Since 1889, the Eiffel Tower has celebrated science through the names of 72 French scholars, all men, engraved in gold letters around its first level. A prestigious tribute—but one that reflects its time: exclusively male.
Nearly 140 years later, a project initiated by the City of Paris, the Eiffel Tower Operating Company (SETE), and the association Femmes & Sciences aims to correct this omission. An equivalent frieze will be added just above the original one, bearing the names of 72 women scientists whose contributions have profoundly shaped research, medicine, physics, chemistry, technology, computer science, and many other fields. The inscriptions, scheduled for early 2027, will follow the style of the original frieze: gold lettering and the same typography, displayed on all four sides of the first level.
The expert committee, co-chaired by Isabelle Vauglin, astrophysicist and vice-president of Femmes & Sciences, and Jean-François Martins, president of SETE, worked for several months with the CNRS, INSERM, INRIA, and other institutions. The committee selected French women who worked in the exact sciences or technologies between 1789 and today, and who were historically made invisible despite major discoveries.
Among them, Marguerite Perey (1909–1975) perfectly illustrates the spirit of the project.
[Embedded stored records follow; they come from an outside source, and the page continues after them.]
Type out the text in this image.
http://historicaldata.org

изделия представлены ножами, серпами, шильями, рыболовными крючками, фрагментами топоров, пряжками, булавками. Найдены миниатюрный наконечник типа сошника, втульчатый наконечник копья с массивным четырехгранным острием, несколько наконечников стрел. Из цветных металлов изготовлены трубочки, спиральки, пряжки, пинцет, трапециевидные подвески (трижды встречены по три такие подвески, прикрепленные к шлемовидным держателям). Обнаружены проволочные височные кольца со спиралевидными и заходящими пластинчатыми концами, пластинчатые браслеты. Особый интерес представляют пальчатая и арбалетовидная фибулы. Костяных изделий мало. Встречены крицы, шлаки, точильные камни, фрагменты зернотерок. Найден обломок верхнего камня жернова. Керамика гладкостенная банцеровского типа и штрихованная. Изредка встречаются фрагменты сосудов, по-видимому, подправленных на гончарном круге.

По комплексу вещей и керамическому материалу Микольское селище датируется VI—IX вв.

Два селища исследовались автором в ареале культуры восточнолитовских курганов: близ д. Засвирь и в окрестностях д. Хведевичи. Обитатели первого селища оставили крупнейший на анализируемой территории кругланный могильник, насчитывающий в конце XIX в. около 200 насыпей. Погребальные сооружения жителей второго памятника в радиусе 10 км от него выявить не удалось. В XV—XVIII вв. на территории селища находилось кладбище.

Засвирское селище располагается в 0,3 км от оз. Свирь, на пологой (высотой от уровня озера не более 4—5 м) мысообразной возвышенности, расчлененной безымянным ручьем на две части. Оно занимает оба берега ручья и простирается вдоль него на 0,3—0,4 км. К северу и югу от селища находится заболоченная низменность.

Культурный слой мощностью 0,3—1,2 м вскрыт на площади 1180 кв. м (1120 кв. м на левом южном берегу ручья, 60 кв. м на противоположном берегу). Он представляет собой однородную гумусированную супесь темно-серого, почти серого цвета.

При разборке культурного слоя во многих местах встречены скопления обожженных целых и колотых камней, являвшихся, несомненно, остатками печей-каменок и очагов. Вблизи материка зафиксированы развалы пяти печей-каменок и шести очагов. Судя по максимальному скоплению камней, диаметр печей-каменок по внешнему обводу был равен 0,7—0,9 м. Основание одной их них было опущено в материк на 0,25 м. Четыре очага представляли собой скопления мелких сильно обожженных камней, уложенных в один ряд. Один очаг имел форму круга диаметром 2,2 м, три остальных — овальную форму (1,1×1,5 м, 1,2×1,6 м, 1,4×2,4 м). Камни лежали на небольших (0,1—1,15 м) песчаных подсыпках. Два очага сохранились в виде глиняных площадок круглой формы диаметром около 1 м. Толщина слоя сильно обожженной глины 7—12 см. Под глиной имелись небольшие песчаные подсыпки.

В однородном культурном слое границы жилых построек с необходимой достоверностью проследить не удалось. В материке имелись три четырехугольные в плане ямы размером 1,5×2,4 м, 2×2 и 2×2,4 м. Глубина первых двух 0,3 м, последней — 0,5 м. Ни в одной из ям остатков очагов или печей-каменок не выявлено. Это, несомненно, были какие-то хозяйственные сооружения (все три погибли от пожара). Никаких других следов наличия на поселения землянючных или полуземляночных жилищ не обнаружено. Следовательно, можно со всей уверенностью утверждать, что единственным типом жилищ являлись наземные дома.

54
Born into a modest background, she earned a state diploma in chemistry in 1929 from the École d’enseignement technique féminin de Paris before joining the Radium Institute as an assistant to Marie Curie. Specializing in the study of actinium, she contributed to the discovery of francium in 1939. After completing her doctorate in physics, she joined the CNRS, became a full professor holding the chair of nuclear chemistry at the University of Strasbourg, and founded the laboratory that would later become the Nuclear Chemistry Laboratory of the Nuclear Research Center.
A member of the Commission on Atomic Weights for more than a decade, she was also the first woman elected as a corresponding member of the French Academy of Sciences in 1962.
The list unveiled on January 26 naturally includes Marie Curie and her daughter Irène Joliot-Curie, but also many lesser-known scientists, long overlooked, who will now stand alongside Ampère, Lavoisier, Daguerre, and Becquerel.
“Making women’s contributions to science visible is essential,” explains Isabelle Vauglin. “Fighting invisibility and gender stereotypes also means encouraging young girls to pursue scientific and technological fields that are still far too male-dominated.”
The list of 72 names must still be approved by the Academies of Sciences, Medicine, and Technologies before work begins.
The objective is clear: to shine a light on these women and their contributions, and to offer the public a more complete and fair vision of the history of French science—at the very heart of the country’s most visited monument.